Abstract

This Chapter of first section of this book, ‘Food and Food Knowledge’, frames the analysis of historical records relating to the foodways of Indigenous people. It focuses on what is known about food cultivation and dietary practices of people before newcomers explored and then settled on the lands and waterways of inhabitants, now known as Indigenous Australian and Torres Strait Islander peoples. A matter of importance is central to the analysis offered in this chapter. Explorers and early colonial diarists created a fiction that the inhabitants they encountered were in some indeterminate way less than human. Commonly described as natives, savages, and ‘les naturels’, the recorded observations of the newcomers were overloaded with interpretations that tried to fit inhabitants into an eighteenth and nineteenth century British or European worldview that was collapsing under the weight of the very colonial expansion they were causing. Old European worldviews were collapsing because of colonial encounters with Indigenous peoples around the world.

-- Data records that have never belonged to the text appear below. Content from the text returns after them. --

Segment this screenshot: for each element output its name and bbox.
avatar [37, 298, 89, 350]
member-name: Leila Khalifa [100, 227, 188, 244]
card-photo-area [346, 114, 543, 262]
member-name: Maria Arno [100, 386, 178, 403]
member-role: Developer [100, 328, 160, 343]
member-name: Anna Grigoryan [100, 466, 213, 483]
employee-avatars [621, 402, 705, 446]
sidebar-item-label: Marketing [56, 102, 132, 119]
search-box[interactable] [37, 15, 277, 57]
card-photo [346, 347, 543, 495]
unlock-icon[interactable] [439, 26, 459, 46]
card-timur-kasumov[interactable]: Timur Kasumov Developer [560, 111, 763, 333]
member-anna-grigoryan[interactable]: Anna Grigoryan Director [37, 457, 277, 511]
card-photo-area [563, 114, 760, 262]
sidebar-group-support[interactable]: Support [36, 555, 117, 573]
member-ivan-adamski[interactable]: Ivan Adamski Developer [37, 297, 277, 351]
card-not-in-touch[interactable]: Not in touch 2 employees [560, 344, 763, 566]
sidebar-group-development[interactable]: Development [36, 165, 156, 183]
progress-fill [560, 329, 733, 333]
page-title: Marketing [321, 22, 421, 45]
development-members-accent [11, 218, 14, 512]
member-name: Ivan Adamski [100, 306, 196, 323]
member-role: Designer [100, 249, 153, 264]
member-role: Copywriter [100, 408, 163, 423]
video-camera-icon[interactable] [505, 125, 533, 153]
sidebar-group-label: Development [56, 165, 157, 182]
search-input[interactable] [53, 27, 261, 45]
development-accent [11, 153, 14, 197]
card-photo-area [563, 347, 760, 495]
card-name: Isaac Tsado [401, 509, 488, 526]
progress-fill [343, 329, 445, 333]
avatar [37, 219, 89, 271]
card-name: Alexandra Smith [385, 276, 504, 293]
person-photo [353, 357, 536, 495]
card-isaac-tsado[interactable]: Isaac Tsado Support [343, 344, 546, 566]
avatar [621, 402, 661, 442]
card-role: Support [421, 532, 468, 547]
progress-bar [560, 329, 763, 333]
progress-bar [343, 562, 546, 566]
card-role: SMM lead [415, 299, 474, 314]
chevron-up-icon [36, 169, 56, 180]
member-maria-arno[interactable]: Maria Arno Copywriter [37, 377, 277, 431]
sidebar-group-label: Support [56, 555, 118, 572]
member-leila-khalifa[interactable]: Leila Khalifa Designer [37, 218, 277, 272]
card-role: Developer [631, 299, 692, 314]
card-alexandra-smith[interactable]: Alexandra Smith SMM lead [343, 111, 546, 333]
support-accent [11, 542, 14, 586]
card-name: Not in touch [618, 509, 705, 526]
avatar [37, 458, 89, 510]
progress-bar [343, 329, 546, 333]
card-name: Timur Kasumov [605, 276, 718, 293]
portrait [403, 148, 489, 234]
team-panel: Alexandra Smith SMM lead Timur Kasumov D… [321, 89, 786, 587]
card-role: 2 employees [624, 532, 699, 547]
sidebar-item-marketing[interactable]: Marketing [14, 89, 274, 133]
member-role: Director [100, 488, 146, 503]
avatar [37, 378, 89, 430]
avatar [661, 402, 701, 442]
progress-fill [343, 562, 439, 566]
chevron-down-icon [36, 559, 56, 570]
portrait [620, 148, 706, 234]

This chapter argues that at the time of first contact, sustainable equilibrium had been reached, as evidenced by the fact that communities exited, and are known to have existed continuously in Australia since the late Pleistocene era (between 2000 and 3000 generations of people). Using food security as the focus, the chapter then gives a detailed examination of the edible foods used by people across the various ecosystems that comprise the modern Australian landmass.